Es wird sehr spannend werden. Es ist heute schon absehbar, dass nach der Kommunalwahl im Stadtrat mehr Parteien und mehr Gruppierungen sitzen werden. Bestimmte Gruppierungen werden dabei auch kleinteiliger werden, weil sie sich zum Beispiel spalten oder die Wählerschaft nicht an sich binden konnten. Es wird wie auf der Bundesebene oder verschiedenen Landesebenen auch eine stärkere Spreizung geben, die rechten und linken Flügel werden stärker ausgeprägt, aber auch grüne und liberale Themen werden stärker. Die unimodale Wählerverteilung der vergangenen 20 Jahre gibt es nicht mehr. Wir haben mindestens eine bimodale, also mehr in die Flügel tendierende Wählerverteilung oder eine trimodale Verteilung, weil wir eine Tendenz zu grünen Themen sehen. Ob die vielen Gruppierungen und die Flügel, die sich daraus bilden, dann im Stadtrat zu einem guten Miteinander finden werden, muss man sehen.

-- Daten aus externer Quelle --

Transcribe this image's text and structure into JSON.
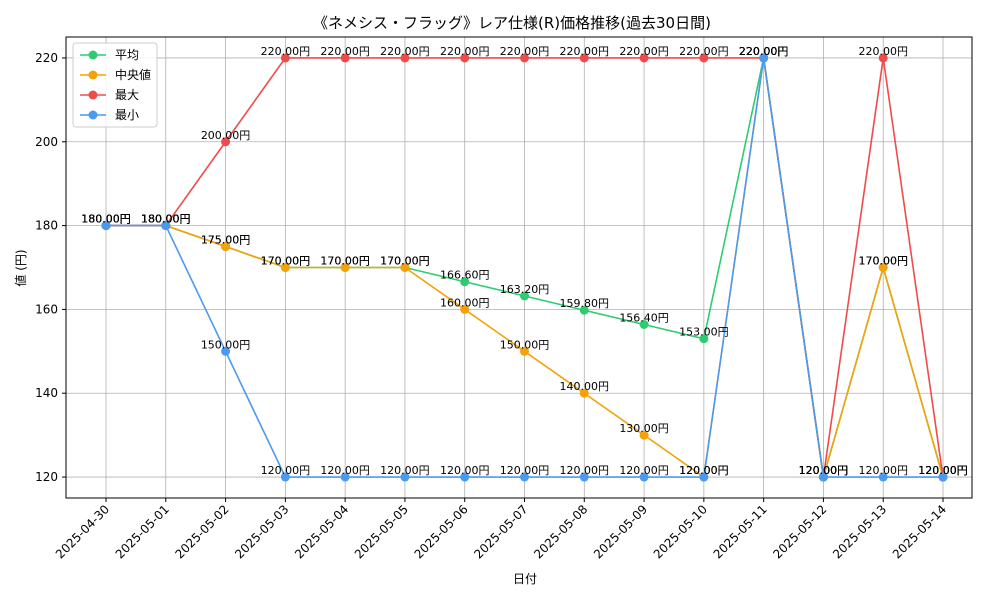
{
  "chart_data": {
    "type": "line",
    "title": "《ネメシス・フラッグ》レア仕様(R)価格推移(過去30日間)",
    "xlabel": "日付",
    "ylabel": "値 (円)",
    "x": [
      "2025-04-30",
      "2025-05-01",
      "2025-05-02",
      "2025-05-03",
      "2025-05-04",
      "2025-05-05",
      "2025-05-06",
      "2025-05-07",
      "2025-05-08",
      "2025-05-09",
      "2025-05-10",
      "2025-05-11",
      "2025-05-12",
      "2025-05-13",
      "2025-05-14"
    ],
    "ylim": [
      115,
      225
    ],
    "yticks": [
      120,
      140,
      160,
      180,
      200,
      220
    ],
    "grid": true,
    "legend_position": "top-left",
    "series": [
      {
        "name": "平均",
        "color": "#2ecc71",
        "values": [
          180,
          180,
          175,
          170,
          170,
          170,
          166.6,
          163.2,
          159.8,
          156.4,
          153,
          220,
          120,
          170,
          120
        ]
      },
      {
        "name": "中央値",
        "color": "#f5a20a",
        "values": [
          180,
          180,
          175,
          170,
          170,
          170,
          160,
          150,
          140,
          130,
          120,
          220,
          120,
          170,
          120
        ]
      },
      {
        "name": "最大",
        "color": "#ef4b4b",
        "values": [
          180,
          180,
          200,
          220,
          220,
          220,
          220,
          220,
          220,
          220,
          220,
          220,
          120,
          220,
          120
        ]
      },
      {
        "name": "最小",
        "color": "#4a9af0",
        "values": [
          180,
          180,
          150,
          120,
          120,
          120,
          120,
          120,
          120,
          120,
          120,
          220,
          120,
          120,
          120
        ]
      }
    ],
    "label_suffix": "円"
  }
}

Es gibt aber noch eine Besonderheit, wenn man auf den nächste Stadtrat blickt: Es hören viele verdiente Kolleginnen und Kollegen auf. Andere haben die Partei gewechselt und werden sicherlich nicht die Wählerschaft an sich binden können, wie sie sich das erhoffen. Wir werden bis zu 50 Prozent neue Stadträte und damit ein in weiten Teilen hoch unerfahrenes Gremium haben. Es wird unser aller Anstrengung bedürfen, dass wir zunächst die Sitzungsabläufe erklären, wie und warum Sitzungen so strukturiert sind, wie man Anträge stellt, wie Abstimmungen funktionieren und wie das gesamte Gemeinwesen der Stadt, also Stadtverwaltung und Tochtergesellschaften, funktioniert. Dazu müssen Strömungen, Anliegen und strategische Grundzüge in der Bürgerschaft erkannt werden. Es wird ein, zwei Jahre in Anspruch nehmen, die neuen Kolleginnen und Kollegen gut einzubinden.
2020 wird ein Jahr der Herausforderungen. Können Sie zwischendurch noch durch schnaufen? Bekommen Sie so was wie Weihnachtsurlaub genehmigt?
Ein Oberbürgermeister ist selten wirklich im Urlaub. Bei 140 000 Einwohnern und bei vielen Mitarbeiterinnen und Mitarbeitern, die selbstverständlich für die Bürger auch über die Feiertage da sind, bekommt man zahlreiche Anfragen zum Beispiel per E-Mail. Man ist zwar was die Termine anbelangt weniger im Einsatz, aber eigentlich nie vollständig im Urlaub.
Und was wünscht sich der Oberbürgermeister unter dem Weihnachtsbaum für Ingolstadt?
Ich wünsche mir, dass wir 2020 als Auftaktjahr eines neuen Jahrzehnts sehen. Jede Generation hat es selbst in der Hand, ob sich ihre Stadt, ihr Gemeinwesen positiv oder negativ entwickelt. Diese 20er Jahre können wir entweder zu den „Goldenen Zwanzigern“ machen oder wir können im Krisenmodus in kleinteiligen Debatten weiter machen. Mein Ziel wäre eigentlich, dass wir aus diesen 20er Jahren die „Goldenen Zwanziger“ machen. Es ist uns in der Vergangenheit immer gelungen, Probleme zu bewältigen. Wir Politiker und die Mitarbeiter der Stadt sind Dienstleister am Bürger, die zuhören sollen, um Probleme für die Bürger zu lösen. Wenn wir unter diesem Eindruck das neue Jahrzehnt als die „Goldenen Zwanziger Jahre“ von Ingolstadt gestalten, dann wäre mir das ganz recht.